August 17, 2018
ORS/SRS

How to Choose a Mental Health Assessment Tool

mental health assessment tool mental health professional

Mental health assessment tools, also called outcome management tools or quality improvement tools, are often part of what is called routine outcome monitoring (ROM) or systematic client feedback. There are a multitude of assessment instruments available and vying for the attention of every mental health professional. So how do you choose the right mental health assessment tool for your organization? Consider the following points.


1. Reliability and Validity

You must ensure that any tool you pick is reliable and valid (i.e., it has been psychometrically validated). Despite making validation claims, very few mental health assessment tools have been through the rigorous scientific process of psychometric study.

Make sure that there are published validation studies supporting the assessment tool’s reliability (i.e., consistency) and validity (i.e., that the tool measures what it purports to measure). If you do not use a reliable and valid instrument, all the data you collect are suspect and unlikely to help you achieve your organizational goals.

2. Feasibility

A mental health assessment tool’s feasibility (i.e., its ease of use for front-line clinicians) is just as important as a tool’s psychometric properties. In the real world of delivering services, finding the right measure means striking a balance between the competing demands of reliability, validity, and feasibility.

While some assessment tools are reliable and valid, their complexity, length of administration, outside interpretation, and cost often render them infeasible for many service providers and settings.

The average caseload of a mental health professional is already overloaded with documentation and other non-direct service-related activities (e.g., phone calls, meetings, treatment planning, progress notes, etc.). In fact, most clinicians do not consider any measurement or assessment tool that takes more than five minutes to complete, score, and interpret to be practical. As a result, a strong argument can be made for adopting mental health assessment tools that are brief in addition to being reliable and valid.

3. Empirical Support

The final consideration in choosing a mental health assessment tool involves the instrument’s published empirical support. Has the tool demonstrated that it is an evidence-based way to improve outcomes, or that it is a viable quality improvement strategy?

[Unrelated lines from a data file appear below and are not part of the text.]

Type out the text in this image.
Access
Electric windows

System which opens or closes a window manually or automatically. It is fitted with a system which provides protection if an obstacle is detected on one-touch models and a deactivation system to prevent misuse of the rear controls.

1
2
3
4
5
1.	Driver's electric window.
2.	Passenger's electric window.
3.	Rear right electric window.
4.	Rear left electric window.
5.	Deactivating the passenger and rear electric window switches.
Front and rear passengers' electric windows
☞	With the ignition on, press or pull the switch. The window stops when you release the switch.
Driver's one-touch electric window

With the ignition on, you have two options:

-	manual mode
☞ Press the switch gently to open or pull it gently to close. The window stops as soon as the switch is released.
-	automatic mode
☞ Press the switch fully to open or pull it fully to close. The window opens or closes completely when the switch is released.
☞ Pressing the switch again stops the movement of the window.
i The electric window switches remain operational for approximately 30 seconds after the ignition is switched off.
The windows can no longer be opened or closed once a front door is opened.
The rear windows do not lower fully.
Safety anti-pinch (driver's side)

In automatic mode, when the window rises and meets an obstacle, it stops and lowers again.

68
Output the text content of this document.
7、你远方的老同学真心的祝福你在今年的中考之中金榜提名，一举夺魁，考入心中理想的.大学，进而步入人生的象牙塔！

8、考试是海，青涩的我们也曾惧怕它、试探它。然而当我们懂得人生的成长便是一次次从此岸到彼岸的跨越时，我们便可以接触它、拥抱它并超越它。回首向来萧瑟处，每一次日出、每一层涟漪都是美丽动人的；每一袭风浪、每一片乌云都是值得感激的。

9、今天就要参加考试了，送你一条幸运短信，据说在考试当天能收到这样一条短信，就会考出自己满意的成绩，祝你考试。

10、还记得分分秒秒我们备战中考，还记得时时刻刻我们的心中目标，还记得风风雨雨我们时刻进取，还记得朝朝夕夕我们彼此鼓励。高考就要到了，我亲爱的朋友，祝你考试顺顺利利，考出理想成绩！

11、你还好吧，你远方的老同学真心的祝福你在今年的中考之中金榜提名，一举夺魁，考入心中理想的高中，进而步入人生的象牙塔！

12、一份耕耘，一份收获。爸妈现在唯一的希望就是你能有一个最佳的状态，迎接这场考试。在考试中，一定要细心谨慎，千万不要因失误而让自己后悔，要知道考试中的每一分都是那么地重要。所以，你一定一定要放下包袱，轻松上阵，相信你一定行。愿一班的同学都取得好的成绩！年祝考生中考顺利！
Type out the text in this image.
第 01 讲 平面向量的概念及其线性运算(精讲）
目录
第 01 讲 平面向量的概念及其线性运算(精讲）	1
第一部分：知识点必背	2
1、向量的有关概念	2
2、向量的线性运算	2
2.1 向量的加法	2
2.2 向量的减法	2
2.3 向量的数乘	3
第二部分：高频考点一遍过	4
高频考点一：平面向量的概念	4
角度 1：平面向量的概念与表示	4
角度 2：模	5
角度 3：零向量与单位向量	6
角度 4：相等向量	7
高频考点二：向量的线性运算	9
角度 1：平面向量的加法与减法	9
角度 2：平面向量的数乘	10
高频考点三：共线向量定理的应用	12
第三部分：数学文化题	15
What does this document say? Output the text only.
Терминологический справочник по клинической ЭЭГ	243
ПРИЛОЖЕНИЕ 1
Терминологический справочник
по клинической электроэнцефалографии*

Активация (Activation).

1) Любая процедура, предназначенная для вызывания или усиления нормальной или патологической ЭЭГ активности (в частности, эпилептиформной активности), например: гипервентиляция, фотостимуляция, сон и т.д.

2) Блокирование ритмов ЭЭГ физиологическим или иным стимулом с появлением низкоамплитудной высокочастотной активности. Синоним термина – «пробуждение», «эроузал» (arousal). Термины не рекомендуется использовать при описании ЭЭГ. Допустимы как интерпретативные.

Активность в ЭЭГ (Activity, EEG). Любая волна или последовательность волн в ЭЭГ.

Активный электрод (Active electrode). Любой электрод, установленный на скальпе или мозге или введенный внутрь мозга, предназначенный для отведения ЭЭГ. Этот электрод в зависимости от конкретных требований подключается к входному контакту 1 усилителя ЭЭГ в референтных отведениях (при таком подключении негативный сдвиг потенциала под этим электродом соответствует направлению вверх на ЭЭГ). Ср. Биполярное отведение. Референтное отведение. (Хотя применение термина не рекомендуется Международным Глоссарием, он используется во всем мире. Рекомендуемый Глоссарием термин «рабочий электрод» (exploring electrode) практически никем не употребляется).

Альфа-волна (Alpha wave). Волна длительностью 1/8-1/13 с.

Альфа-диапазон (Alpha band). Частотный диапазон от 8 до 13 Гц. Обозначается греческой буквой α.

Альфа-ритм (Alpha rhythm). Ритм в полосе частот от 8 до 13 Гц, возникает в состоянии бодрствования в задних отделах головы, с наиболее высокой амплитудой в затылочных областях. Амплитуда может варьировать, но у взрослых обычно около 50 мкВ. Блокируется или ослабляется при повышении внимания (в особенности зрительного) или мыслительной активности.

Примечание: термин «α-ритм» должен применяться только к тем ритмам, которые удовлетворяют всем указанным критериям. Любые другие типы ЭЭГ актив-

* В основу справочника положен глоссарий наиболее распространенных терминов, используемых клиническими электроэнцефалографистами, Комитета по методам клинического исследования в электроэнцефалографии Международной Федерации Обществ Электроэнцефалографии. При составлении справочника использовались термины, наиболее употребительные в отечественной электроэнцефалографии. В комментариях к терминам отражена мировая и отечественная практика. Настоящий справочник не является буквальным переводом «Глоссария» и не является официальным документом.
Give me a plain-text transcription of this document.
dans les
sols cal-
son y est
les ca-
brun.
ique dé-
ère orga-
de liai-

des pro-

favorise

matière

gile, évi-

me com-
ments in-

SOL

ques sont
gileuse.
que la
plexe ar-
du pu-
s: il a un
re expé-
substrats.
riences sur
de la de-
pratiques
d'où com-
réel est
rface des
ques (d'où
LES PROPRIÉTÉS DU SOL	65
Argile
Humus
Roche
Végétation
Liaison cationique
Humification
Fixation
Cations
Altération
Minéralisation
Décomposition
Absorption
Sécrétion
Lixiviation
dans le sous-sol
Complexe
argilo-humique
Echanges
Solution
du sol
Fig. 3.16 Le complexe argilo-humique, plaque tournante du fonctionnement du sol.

As a mental health professional, you need to verify that the instrument you choose has proven that it delivers what you desire to achieve in your agency. Marketing is one thing. Unpublished reports and bold claims on websites are another. Published studies in top-tier journals are significantly different.

Know the difference between what is claimed and what is proven. An assessment tool backed by studies appearing in peer-reviewed publications has empirical support.

4. Agency Alignment

Any mental health assessment tool you choose should be reliable and valid, feasible, and proven. It should also align with the goals of your organization. Is the tool capable of helping you realize the outcomes you are seeking in your agency?

The Partners for Change Outcome Management System (PCOMS), the Outcome Rating Scale and Session Rating Scale, and Better Outcomes Now fit the bill on the first three counts. As for the fourth, if your agency is looking to decrease client dropouts, no shows, and length of stay while streamlining data reporting, then these solutions fit the bill for you.